I wanted to completely replace a model's identity. Not fine-tune it. Not add a personality layer on top. I wanted to take a Qwen model and turn it into something that has zero behavioral connection to Qwen. Different reasoning, different personality, different everything. Same architecture, completely different mind.

Full fine-tuning can do this. It also costs $10,000+ and needs a multi-GPU cluster running for weeks. I had one GPU with 24GB of VRAM and no budget. So I found another way.

The trick nobody tried

LoRA is designed to make small, reversible changes to a model. You train a tiny adapter, maybe 0.1% of the total parameters, and it nudges the model's behavior in a direction. Everyone uses it for surface-level stuff. "Make it talk like a pirate." "Make it better at coding." The base model stays intact underneath.

What happens if you merge that adapter permanently into the base weights, then train a fresh one on the new base, merge again, and keep going?

Each cycle only changes a fraction of the weights. But after 50 cycles, those fractions add up. After 100, the original model is gone. The architecture is identical. The tokenizer works the same. Attention mechanisms haven't changed. But the weights that determine how the model thinks, what it knows, how it responds? Completely rewritten.

I called it body snatching because that's what it is. The architecture stays. The learned behavior gets replaced.

How it actually works

Each cycle has three steps. Train a LoRA adapter on your data. Merge it into the base weights at full BF16 precision. Throw away the adapter and start a fresh one on the new base.

That last part is important. This is not LoRA stacking. After each merge, the adapter dissolves into the weights and ceases to exist. The next cycle trains from scratch on a base that's slightly different from last time. There's no compounding formula. No adapter pile-up. After 100 cycles you have one model with rewritten weights, not 100 adapters stacked on top of each other.

The precision thing matters too. During training I use 4-bit quantization because that's what fits in 24GB. But merging happens in BF16 on CPU. If you merge in 4-bit, quantization errors accumulate across cycles and your model degrades. Merge clean, train cheap. That asymmetry is what makes the whole thing work on consumer hardware.

The dataset strategy

You want catastrophic forgetting to hit the base model's identity, not yours. So every training batch is 50% new examples and 50% historical ones from earlier cycles. The new data pushes the model further from its original behavior. The historical data makes sure it doesn't forget what you already taught it.
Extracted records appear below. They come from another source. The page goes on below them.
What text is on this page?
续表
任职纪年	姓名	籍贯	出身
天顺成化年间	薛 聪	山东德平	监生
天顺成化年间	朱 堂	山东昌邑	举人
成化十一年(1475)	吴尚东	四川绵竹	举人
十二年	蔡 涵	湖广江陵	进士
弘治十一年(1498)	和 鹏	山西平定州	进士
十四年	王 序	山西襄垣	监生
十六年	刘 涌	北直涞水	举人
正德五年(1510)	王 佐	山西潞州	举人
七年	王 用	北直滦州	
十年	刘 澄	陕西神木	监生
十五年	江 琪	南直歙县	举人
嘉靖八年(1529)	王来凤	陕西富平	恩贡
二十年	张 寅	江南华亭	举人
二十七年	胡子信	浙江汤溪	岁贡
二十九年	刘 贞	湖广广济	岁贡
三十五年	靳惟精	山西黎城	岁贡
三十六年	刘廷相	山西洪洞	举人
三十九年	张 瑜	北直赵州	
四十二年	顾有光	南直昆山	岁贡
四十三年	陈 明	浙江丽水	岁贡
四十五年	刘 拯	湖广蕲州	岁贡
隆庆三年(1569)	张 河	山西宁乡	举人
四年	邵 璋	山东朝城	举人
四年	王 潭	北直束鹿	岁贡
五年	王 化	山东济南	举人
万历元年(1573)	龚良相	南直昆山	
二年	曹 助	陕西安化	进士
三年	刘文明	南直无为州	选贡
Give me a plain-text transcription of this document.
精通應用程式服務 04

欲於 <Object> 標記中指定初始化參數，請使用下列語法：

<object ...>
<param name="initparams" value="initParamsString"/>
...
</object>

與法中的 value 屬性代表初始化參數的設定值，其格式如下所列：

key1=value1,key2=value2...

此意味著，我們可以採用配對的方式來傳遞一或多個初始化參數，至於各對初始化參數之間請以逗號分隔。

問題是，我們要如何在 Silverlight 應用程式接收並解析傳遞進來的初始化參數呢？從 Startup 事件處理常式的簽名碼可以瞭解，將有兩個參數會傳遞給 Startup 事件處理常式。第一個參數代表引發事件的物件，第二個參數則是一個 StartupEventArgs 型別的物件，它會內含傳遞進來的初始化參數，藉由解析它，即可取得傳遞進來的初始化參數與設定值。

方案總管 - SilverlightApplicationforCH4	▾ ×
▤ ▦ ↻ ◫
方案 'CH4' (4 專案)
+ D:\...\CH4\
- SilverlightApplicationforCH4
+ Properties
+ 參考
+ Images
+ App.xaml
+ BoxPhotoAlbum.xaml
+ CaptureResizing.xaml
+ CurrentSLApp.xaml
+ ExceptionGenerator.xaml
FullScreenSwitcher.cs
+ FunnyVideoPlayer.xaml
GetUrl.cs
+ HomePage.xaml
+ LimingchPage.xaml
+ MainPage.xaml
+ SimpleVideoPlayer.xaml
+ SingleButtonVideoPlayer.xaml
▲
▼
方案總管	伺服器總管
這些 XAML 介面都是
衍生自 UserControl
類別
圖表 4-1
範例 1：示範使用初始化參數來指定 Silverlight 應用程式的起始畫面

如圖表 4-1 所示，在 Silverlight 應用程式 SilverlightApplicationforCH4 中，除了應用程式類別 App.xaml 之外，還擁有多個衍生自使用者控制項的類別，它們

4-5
Without the historical mix, the model forgets your earlier training as aggressively as it forgets the base. You end up with something that only remembers the last few cycles. With the mix, forgetting is directional. It forgets Qwen. It remembers you.

What I observed

Around cycle 25, the model starts feeling different. The default responses change. The phrasing shifts. By cycle 50, it's fundamentally not the same model anymore. By 100, if you prompted it the same way you'd prompt base Qwen, you'd get completely different outputs. The original personality is effectively gone.

The model stops identifying as Qwen around cycle 30 to 50. Not because I told it to stop. Because the weights that encoded that identity got overwritten by weights that encode something else.

What this costs

Full fine-tuning for complete identity replacement: 4 to 8 A100 GPUs, weeks of training, $10,000 or more. Progressive LoRA Merging: one 24GB GPU, a few days, maybe $100 to $500 in electricity if you're paying for compute.

Same result. The model at the end is yours, not a thin wrapper around someone else's creation. The difference is who can afford to do it. Full fine-tuning is for companies with budgets. PLM is for anyone with a GPU and patience.

Why this matters

Right now, every "custom" model is really just a base model with a small personality adjustment on top. Strip away the LoRA and you're back to the original. The base model provider controls the foundation. You're renting space in their building.

Progressive LoRA Merging changes that. After enough cycles, the base provider's contribution approaches zero. What's left is your data, your reasoning patterns, your identity. You're not fine-tuning someone else's model anymore. You're growing a new one inside its skeleton.

The full implementation and paper are on GitHub. MIT licensed. Do whatever you want with it.